The male teacher, from the Jean Perrin pre-school, was taken to hospital on Monday after what he claimed was an attack by a man in a ski mask and gloves, before school began for the day.

Officials earlier said the attacker told the teacher: “this is Daesh. This is a warning”, using the Arabic acronym for Islamic State, before slashing him in the neck and fleeing the classroom.

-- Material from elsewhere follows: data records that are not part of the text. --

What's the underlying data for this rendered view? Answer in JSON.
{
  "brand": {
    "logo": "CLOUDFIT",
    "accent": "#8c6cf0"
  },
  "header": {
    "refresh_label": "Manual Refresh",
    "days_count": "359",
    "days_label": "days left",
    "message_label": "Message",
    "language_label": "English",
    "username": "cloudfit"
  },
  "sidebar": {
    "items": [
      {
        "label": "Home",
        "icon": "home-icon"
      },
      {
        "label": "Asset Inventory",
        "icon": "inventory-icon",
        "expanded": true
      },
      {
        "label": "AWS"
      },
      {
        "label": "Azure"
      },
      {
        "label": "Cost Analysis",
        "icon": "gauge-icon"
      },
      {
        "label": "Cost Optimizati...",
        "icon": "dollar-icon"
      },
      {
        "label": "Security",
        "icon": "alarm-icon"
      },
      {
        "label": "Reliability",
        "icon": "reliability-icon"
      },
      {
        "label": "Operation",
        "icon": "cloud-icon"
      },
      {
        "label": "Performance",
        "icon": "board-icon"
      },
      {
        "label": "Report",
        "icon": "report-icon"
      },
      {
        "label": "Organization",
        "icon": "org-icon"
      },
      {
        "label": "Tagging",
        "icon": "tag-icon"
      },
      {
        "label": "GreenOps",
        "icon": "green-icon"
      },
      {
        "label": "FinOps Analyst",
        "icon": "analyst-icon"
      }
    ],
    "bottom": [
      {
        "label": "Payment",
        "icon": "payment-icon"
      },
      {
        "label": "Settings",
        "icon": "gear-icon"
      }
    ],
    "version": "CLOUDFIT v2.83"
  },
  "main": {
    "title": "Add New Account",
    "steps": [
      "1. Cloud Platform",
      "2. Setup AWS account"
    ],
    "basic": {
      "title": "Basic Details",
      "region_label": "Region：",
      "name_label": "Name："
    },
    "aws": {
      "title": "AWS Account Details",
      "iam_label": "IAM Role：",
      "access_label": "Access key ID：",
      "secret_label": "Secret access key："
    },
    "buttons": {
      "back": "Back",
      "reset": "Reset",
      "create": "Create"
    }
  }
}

The assailant was said to be carrying a box-cutter and scissors.

Both the Paris prosecutor’s office and the local prosecutor told Associated Press the teacher was being questioned by authorities on Monday afternoon.

Education Minister Najat Vallaud-Belkacem visited the school on Monday and promised to ensure security at all French schools.

“It’s an act of enormous gravity in a context in which schools feel threatened,” she said, before the attack was revealed as a hoax.

The teacher’s claim came as France remained under a state of emergency after the November 13 attacks in Paris by Islamic State-linked extremists that left 130 people dead and hundreds wounded.

A few weeks later, Isis urged its followers to attack teachers in France, saying the secular education system was poisoning young minds.

Aubervilliers, a northern suburb, is only four kilometres from the apartment where the suspected organiser of the November 13 attacks was killed in a police raid.

French schools have imposed strict security measures since attacks in January, with doors locked during the day, identity checks for visitors and periodic bag searches. Families dropping off or picking up children are not permitted to linger near schools’ entrances, and children are not allowed to wait in groups outside for the doors to open.

In the November 30 edition of its propaganda magazine, Islamic State issued a call to arms against French schools and criticised a secular charter that every French school must display and teach and which, in many schools, all families must sign.

The attack came days after a knifing in London’s underground urban rail network, which police are treating as a terrorist attack.